When a lawyer is very transactional, they’ll send you a pitch and then they’ll stop talking to you. The conversations aren’t very interesting. They’ll try to sell you and close the deal. And some of them will even offer special deals. They’ll say, “I’ll do $10,000 of legal work for free,” whatever the hell that means. It’s never free. The lawyers that differentiate themselves, they spend time to learn about a company and build the relationship. They understand the company’s legal issues and the backgrounds of the people they are pitching, and they demonstrate a real interest.
It isn’t coming in and telling the prospective client, “Gee, my firm has X number, thousands of lawyers.” I don’t’ really care how many thousand lawyers you have. I don’t want to work with 2,000 lawyers. I don’t care how many offices you have. Most lawyers don’t end up using the vast majority of lawyers that a law firm has. When I hear a law firm opens an office here and there, I think overhead. How much overhead it’ll take to subsidize what I need.
Big Law Business: Can you talk about how the relationship with Yar started?
Cheng: Yar reached out to me initially many years ago. I get a lot of calls from a lot of lawyers pitching for work. There is definitely a difference between calls, andcalls. We had a conversation that I found engaging and he demonstrated in that conversation that he understood the in-house mentality. That stood out. This is not clear with a lot of lawyers who have only worked at a big law firm. So I had a very good initial conversation.
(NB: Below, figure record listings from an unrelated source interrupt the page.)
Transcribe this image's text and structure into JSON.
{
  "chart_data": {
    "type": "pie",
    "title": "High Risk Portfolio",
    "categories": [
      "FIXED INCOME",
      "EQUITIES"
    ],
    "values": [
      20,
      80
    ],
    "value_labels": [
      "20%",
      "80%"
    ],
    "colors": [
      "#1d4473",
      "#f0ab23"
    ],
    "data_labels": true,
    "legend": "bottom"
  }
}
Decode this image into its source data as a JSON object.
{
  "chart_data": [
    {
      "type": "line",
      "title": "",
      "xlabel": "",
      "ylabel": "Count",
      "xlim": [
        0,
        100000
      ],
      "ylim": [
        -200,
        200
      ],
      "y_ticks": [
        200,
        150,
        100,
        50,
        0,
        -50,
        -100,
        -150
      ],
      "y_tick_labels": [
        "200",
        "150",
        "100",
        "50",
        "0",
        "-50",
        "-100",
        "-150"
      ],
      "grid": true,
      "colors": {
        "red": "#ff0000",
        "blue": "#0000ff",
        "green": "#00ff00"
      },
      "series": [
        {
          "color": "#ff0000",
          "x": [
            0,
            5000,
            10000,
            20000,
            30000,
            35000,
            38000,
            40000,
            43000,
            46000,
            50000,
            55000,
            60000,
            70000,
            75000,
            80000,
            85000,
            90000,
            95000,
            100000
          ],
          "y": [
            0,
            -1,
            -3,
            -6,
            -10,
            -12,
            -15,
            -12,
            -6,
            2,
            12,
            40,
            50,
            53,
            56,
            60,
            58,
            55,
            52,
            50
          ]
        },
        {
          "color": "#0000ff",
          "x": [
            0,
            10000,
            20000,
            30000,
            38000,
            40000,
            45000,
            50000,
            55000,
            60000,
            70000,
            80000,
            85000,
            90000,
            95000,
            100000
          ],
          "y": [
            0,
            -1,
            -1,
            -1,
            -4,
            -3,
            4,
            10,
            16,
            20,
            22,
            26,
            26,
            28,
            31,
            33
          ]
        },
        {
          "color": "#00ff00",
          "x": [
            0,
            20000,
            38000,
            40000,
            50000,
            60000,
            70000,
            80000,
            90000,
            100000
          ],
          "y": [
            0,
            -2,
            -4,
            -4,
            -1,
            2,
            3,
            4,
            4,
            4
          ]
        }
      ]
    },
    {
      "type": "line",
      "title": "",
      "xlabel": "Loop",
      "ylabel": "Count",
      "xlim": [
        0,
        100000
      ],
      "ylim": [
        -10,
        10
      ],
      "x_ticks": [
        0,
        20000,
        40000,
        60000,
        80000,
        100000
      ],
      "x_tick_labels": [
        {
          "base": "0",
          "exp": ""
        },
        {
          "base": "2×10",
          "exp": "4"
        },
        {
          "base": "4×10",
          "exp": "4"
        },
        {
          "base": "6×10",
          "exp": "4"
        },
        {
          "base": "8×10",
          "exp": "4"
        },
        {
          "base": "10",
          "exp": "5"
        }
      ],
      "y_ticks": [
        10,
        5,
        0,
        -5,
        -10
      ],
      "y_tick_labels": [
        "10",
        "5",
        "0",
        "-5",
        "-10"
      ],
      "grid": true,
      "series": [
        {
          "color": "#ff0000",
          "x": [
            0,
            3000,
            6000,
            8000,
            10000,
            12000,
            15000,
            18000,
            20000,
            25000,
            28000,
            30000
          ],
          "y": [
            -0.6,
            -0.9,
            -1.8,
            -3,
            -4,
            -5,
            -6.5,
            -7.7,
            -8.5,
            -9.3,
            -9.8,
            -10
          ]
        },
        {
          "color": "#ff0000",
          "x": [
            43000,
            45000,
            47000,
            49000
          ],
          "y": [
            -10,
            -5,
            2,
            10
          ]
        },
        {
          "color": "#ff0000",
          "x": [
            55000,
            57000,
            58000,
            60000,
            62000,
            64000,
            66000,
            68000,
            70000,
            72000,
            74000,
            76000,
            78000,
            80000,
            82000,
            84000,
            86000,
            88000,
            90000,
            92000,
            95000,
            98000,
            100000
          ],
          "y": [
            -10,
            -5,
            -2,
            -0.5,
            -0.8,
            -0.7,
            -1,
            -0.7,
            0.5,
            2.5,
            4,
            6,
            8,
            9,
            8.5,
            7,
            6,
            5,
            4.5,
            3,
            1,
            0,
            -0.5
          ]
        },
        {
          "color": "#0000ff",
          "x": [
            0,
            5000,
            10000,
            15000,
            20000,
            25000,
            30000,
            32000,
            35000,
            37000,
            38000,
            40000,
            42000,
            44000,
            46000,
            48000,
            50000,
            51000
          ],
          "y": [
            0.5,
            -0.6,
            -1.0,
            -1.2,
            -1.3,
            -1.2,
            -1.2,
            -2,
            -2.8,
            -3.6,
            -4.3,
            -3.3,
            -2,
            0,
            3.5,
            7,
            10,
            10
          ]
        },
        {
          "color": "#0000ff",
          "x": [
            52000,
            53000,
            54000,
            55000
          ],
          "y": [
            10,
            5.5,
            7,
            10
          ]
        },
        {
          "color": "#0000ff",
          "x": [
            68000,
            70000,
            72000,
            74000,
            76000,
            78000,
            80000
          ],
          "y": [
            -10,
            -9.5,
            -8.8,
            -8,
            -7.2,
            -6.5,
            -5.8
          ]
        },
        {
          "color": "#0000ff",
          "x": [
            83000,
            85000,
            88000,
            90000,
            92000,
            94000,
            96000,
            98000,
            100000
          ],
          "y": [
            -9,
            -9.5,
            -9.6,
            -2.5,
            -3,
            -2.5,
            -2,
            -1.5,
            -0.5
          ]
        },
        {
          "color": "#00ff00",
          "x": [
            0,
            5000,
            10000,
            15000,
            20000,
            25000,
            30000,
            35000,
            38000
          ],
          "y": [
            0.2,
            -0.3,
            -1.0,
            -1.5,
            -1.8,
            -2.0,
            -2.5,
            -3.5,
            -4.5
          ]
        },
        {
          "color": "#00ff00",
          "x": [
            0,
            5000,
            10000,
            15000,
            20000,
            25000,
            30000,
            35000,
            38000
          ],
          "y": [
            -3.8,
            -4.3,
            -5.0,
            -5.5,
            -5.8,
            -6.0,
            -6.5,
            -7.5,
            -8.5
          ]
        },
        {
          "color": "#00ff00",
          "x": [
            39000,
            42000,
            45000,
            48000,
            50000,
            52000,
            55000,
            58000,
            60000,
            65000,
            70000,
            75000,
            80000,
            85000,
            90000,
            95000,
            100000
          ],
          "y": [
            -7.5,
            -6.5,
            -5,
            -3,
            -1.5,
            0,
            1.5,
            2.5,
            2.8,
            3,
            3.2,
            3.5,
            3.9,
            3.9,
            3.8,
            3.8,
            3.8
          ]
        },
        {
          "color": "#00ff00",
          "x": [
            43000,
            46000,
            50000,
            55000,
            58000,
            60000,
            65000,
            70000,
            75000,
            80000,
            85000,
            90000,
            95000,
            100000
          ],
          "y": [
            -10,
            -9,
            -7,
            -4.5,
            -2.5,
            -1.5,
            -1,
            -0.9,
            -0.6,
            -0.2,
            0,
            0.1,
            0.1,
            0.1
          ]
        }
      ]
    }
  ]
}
I had no good reason to send work to Yar at that time because I had very good patent counsel. But we are always looking for good lawyers to work with. Typically what we do at Newegg, is, we will send a small matter to a lawyer and give them a chance to demonstrate that they can make an investment. Sometimes it’s to local counsel. With Yar, over the next couple years, we continued to build the relationship and he demonstrated that he also had an interest in Newegg beyond making a few extra bucks.